Liz Kendall MP, Labour’s Shadow Care and Older People’s Minister, said:
“Under the Tories thousands of frail, elderly people are reaching crisis point, ending up in A&E and getting stuck in hospital. This could be avoided if they had the right care and support in the community or at home. Instead, this Government has slashed social care, which is bad for elderly people and their families, and costs the taxpayer far more.
“Delayed discharges cost £287 million in the last year alone – money which could have paid for a year of home visits for more than 41,000 elderly people, or 6,875 nurses.
“Labour has a better plan. We will join up health and social care to help people stay living healthily in their own home and get the best value for taxpayers’ money.”

KEY POINTS
1. Delayed Transfers of Care figures show that there were 103,776 acute delayed days in January 2015. This is the highest number of delayed days in a single month since this data was first collected in 2010. It is an increase of 88 per cent on the first collection of these figures in August 2010. Full statistics can be found at http://www.england.nhs.uk/statistics/statistical-work-areas/delayed-transfers-of-care/delayed-transfers-of-care-data-2014-15/ 
2. There were 1,042,434 acute delayed days in total in the year to January 2015.
Year Period Hospital delayed days
2013-14 February 71,872
2013-14 March 78,887
2013-14 April 73,940
2013-14 May 81,270
2013-14 June 81,078
2013-14 July 87,767
2014-15 August 90,840
2014-15 September 91,569
2014-15 October 96,564
2014-15 November 94,046
2014-15 December 90,825
2014-15 January 103,776
Total for 12 months 1,042,434
3. According to Department of Health reference costs, each excess bed day costs £275 (Department of Health, NHS Reference costs 2013-14, November 2014, (see page 5. https://www.gov.uk/government/uploads/system/uploads/attachment_data/file/380322/01_Final_2013-14_Reference_Costs_publication_v2.pdf)
This means that delayed discharges from hospital cost the NHS £286,669,350 in the year to January 2015.
4. The average cost of an hour of home care in England is now £13.37, according to an FoI request to local authorities from Liz Kendall.
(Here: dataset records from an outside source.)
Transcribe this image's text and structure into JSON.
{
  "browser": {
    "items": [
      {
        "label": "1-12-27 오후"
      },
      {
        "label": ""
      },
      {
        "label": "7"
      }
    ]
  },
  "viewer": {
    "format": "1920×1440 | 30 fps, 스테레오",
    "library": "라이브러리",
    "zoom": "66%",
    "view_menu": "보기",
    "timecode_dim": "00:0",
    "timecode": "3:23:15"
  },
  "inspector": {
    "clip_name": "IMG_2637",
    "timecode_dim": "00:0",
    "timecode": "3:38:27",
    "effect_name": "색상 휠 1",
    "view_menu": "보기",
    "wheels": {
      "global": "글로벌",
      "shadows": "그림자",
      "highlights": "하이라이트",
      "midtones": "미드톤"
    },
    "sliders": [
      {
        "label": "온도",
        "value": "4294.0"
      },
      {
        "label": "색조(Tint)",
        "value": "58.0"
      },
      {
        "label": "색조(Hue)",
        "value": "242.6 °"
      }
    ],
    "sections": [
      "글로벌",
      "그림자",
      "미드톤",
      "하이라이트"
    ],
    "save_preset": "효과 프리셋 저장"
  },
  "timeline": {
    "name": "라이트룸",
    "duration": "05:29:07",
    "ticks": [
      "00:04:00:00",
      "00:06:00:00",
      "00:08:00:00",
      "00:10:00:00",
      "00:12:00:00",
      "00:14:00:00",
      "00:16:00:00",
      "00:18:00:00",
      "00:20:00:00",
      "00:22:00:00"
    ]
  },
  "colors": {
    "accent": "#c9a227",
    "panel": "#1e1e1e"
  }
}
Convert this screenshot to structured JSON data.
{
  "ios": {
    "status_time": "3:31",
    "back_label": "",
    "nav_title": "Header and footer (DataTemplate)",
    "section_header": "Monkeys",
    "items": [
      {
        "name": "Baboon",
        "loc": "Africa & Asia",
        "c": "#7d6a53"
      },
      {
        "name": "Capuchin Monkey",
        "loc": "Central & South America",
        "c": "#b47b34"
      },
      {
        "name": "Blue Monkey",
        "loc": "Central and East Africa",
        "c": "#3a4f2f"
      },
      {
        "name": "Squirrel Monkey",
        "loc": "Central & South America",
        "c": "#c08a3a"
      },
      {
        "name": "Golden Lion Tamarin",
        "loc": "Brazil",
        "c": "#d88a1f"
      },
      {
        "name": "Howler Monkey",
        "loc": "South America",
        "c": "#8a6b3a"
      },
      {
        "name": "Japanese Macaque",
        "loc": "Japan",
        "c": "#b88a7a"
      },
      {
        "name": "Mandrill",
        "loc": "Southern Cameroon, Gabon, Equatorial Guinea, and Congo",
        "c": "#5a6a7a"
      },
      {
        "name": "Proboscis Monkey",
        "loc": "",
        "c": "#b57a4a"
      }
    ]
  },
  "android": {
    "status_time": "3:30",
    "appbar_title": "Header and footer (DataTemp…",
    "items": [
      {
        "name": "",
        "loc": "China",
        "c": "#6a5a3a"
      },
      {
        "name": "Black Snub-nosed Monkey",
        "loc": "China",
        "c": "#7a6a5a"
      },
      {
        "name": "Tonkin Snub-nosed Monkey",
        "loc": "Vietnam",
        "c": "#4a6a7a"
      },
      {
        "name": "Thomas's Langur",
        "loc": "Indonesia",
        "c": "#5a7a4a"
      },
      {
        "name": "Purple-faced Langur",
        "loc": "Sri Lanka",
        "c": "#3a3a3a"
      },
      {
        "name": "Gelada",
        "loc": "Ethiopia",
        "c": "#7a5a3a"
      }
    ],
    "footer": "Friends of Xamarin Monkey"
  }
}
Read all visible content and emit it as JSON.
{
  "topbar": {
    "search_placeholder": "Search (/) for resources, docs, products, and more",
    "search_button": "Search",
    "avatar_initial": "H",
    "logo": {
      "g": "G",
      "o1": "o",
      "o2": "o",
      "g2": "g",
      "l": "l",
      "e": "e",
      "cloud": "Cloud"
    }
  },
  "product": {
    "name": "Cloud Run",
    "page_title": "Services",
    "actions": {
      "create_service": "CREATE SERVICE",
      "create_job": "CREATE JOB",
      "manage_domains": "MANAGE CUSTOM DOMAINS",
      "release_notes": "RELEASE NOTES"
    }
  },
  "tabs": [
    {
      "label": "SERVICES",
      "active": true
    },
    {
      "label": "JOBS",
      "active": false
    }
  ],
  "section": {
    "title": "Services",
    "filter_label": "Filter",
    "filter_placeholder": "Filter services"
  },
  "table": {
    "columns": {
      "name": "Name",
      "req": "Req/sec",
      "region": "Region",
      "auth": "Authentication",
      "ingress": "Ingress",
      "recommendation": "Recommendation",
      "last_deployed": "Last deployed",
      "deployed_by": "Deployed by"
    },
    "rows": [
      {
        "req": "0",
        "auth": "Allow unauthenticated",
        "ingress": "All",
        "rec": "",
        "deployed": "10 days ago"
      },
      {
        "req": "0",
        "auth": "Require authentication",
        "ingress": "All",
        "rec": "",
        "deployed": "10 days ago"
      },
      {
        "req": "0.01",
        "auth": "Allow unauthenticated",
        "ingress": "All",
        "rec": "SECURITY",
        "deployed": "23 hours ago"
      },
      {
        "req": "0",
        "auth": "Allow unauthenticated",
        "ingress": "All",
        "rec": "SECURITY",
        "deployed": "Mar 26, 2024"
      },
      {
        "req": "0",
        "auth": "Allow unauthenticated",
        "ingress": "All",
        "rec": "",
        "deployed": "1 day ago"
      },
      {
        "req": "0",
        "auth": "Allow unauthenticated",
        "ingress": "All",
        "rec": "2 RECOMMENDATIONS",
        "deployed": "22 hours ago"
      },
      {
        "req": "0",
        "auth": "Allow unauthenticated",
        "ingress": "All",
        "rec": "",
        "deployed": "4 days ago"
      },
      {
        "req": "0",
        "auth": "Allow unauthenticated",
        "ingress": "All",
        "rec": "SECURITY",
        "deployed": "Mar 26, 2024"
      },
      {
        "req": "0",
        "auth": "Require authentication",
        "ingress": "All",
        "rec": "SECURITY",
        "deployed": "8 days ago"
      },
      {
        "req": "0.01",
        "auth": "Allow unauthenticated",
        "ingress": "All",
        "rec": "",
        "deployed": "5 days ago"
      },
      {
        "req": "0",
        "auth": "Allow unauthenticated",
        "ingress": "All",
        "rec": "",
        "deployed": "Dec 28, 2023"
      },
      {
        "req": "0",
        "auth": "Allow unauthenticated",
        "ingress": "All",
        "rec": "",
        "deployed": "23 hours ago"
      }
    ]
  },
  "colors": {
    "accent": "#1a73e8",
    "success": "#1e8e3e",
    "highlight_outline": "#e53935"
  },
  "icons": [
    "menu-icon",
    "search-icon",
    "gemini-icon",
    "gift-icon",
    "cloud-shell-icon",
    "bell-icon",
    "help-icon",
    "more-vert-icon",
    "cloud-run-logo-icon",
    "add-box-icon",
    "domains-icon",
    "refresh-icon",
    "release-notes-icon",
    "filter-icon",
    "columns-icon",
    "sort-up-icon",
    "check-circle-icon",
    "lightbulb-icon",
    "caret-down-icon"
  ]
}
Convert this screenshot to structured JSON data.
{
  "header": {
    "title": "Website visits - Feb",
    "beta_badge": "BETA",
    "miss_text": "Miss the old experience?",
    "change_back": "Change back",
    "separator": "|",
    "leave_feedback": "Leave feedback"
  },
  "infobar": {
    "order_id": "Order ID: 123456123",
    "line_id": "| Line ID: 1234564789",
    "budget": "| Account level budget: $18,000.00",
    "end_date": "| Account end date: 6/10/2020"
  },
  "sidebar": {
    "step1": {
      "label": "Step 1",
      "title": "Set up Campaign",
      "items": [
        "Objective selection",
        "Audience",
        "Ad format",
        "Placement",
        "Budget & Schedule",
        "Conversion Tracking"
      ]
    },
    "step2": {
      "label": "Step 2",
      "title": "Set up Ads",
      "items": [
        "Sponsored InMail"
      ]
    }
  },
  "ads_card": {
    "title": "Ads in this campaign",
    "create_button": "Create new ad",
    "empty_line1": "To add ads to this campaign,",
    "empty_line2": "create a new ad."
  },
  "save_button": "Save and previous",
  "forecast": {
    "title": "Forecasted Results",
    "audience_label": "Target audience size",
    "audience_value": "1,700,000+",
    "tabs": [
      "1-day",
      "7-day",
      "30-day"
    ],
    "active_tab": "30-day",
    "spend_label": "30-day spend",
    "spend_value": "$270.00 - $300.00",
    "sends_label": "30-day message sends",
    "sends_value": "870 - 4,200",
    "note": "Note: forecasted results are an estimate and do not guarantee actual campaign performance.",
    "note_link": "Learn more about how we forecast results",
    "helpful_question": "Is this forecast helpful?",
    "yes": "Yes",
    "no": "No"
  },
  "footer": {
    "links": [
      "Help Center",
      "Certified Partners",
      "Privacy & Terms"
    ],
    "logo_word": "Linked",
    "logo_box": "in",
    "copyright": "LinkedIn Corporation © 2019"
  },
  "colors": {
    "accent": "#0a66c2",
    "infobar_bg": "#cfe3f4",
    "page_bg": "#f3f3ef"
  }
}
The money spent on delayed discharges in the year to January 2015 could therefore have paid for 21.4 million hours of home care. A typical care user receives ten hours of home care a week, or 520 hours a year. This means that 41,233 people could have had their home care funded.
5. The average cost of employing a nurse is £41,700 (according to the Government’s answer to a Written Question number 159457). The money spent on delayed discharges in the year to January 2015 could have paid for 6,875 nurses for a year.